The MFSA has published its responses to the feedback on the Proposed Regulation of Collective Investment Schemes (‘CISs’) Investing in Virtual Currencies (‘VCs’). Interesting to note that the MFSA has revised its position on having a separate rulebook applicable to Professional Investor Funds (‘PIFs’) investing in VCs and has concluded that the additional requirements pertaining to such PIFs investing in VCs will instead be inserted as supplementary licence conditions

The MFSA has agreed with the industry’s suggestion that the new regulatory framework should extend to Alternative Investment Funds and Notified Alternative Investment Funds, apart from PIFs. The MFSA has also extended the proposed legal structure for PIFs making investments in VCs to limited partnerships and unit trusts, apart from investment companies with variable share capital (‘SICAVs’) and investment companies with fixed share capital (‘INVCOs’). The MFSA has also clarified that PIFs may also be set up as Incorporated Cell Companies or Incorporated Cells of either SICAV ICC or a Recognised Incorporated Cell Company.

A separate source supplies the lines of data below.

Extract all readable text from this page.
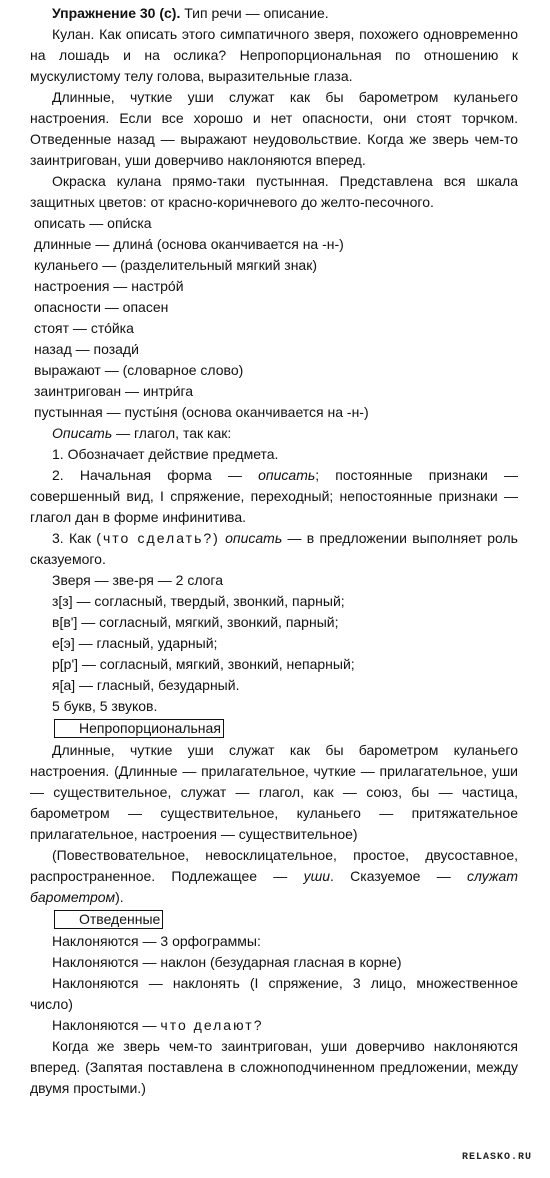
Упражнение 30 (с). Тип речи — описание.

Кулан. Как описать этого симпатичного зверя, похожего одновременно на лошадь и на ослика? Непропорциональная по отношению к мускулистому телу голова, выразительные глаза.

Длинные, чуткие уши служат как бы барометром куланьего настроения. Если все хорошо и нет опасности, они стоят торчком. Отведенные назад — выражают неудовольствие. Когда же зверь чем-то заинтригован, уши доверчиво наклоняются вперед.

Окраска кулана прямо-таки пустынная. Представлена вся шкала защитных цветов: от красно-коричневого до желто-песочного.

описать — опи́ска

длинные — длина́ (основа оканчивается на -н-)

куланьего — (разделительный мягкий знак)

настроения — настро́й

опасности — опасен

стоят — сто́йка

назад — позади́

выражают — (словарное слово)

заинтригован — интри́га

пустынная — пусты́ня (основа оканчивается на -н-)

Описать — глагол, так как:

1. Обозначает действие предмета.

2. Начальная форма — описать; постоянные признаки — совершенный вид, I спряжение, переходный; непостоянные признаки — глагол дан в форме инфинитива.

3. Как (что сделать?) описать — в предложении выполняет роль сказуемого.

Зверя — зве-ря — 2 слога

з[з] — согласный, твердый, звонкий, парный;

в[в'] — согласный, мягкий, звонкий, парный;

е[э] — гласный, ударный;

р[р'] — согласный, мягкий, звонкий, непарный;

я[а] — гласный, безударный.

5 букв, 5 звуков.

Непропорциональная

Длинные, чуткие уши служат как бы барометром куланьего настроения. (Длинные — прилагательное, чуткие — прилагательное, уши — существительное, служат — глагол, как — союз, бы — частица, барометром — существительное, куланьего — притяжательное прилагательное, настроения — существительное)

(Повествовательное, невосклицательное, простое, двусоставное, распространенное. Подлежащее — уши. Сказуемое — служат барометром).

Отведенные

Наклоняются — 3 орфограммы:

Наклоняются — наклон (безударная гласная в корне)

Наклоняются — наклонять (I спряжение, 3 лицо, множественное число)

Наклоняются — что делают?

Когда же зверь чем-то заинтригован, уши доверчиво наклоняются вперед. (Запятая поставлена в сложноподчиненном предложении, между двумя простыми.)

RELASKO.RU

It is worth mentioning that the new framework will be applicable to all CISs investing in VCs, irrespective of their exposure to such investments. This implies that if a PIF invests only a limited percentage of its assets under management (‘AUM’) in VCs, whether directly or indirectly through trading companies or special purpose vehicles, it would fall under the full scope of the proposed regulatory framework

Subsequent to the Discussion Paper issued by the MFSA on Initial Coin Offerings (‘ICOs’), VCs and related service providers, VCs have been given a broader definition so as to encompass tokens which are offered through ICOs. However, the MFSA has reiterated that cryptocurrencies, as a sub-category of VCs, shall not be used to replace the term VC. Furthermore, in the Discussion Paper, the MFSA proposed a Financial Instruments Test in order to facilitate the classification of VCs as financial instruments.

In view of the specific risks associated with VCs and the underlying technologies, the MFSA has chosen to reserve its original position to make the proposed regime available solely to Qualifying Investors.

In assessing the competence of the individuals involved in the PIF, the MFSA intends to adopt a holistic approach rather than base its assessment on a particular metric. It stresses that the governing body of the investment scheme should have adequate knowledge in the field of financial services, VCs and other related technologies. The same shall apply to Compliance Officers and Money Laundering Reporting Officers (‘MLROs’). MLROs will be expected to remain up-to-date with the money laundering typologies adopted within the DLT ecosystem.

The MFSA also clarified that service providers should have sufficient financial resources and liquidity at their disposal in order to be able to conduct their business effectively. The assessments for verification purposes as part of the required periodic audit procedures are still required in the case of real-time financial audits which are enabled through DLT’s inherent features.

The MFSA has also reserved its view on the quality assessment requirement in that the appointed investment manager (or investment committee in the case of a self-managed fund) should carry out the appropriate research in order to ensure the quality of the VCs being invested into.

By safekeeping arrangements, the MFSA clarified its position that the private keys referred to in the Consultation Paper are stored in the wallet and not the VCs as such. Therefore, only those who have custody and control of these wallets will have access to these private keys. The MFSA also explains that the PIFs investing in VCs should opt for a combination of cold and hot storage. A Cold storage would require the input of two out of two signatories in order to have access to the wallet and transact in VCs with the investment manager being the first signatory and the custodian the second signatory whereas a hot wallet restricts access solely to the investment manager. Subsequently, the investment manager, may, with the consent of the custodian, transfer VCs from the multi-signature (cold) wallet to the sole-signature (hot) wallet.

In the case of liquidity, the same rules applicable to other asset classes shall also apply to PIFs investing in VCs. This calls for the appointed investment manager (or investment committee in case of a self-managed fund) to employ an appropriate liquidity management policy and procedures which facilitate the monitoring of the liquidity risk of the scheme and to ensure that the scheme complies with the underlying obligations. PIFs investing in VCs should also adopt appropriate and consistent procedures so as to ensure proper and independent valuation of the assets and calculation of the scheme’s net asset value.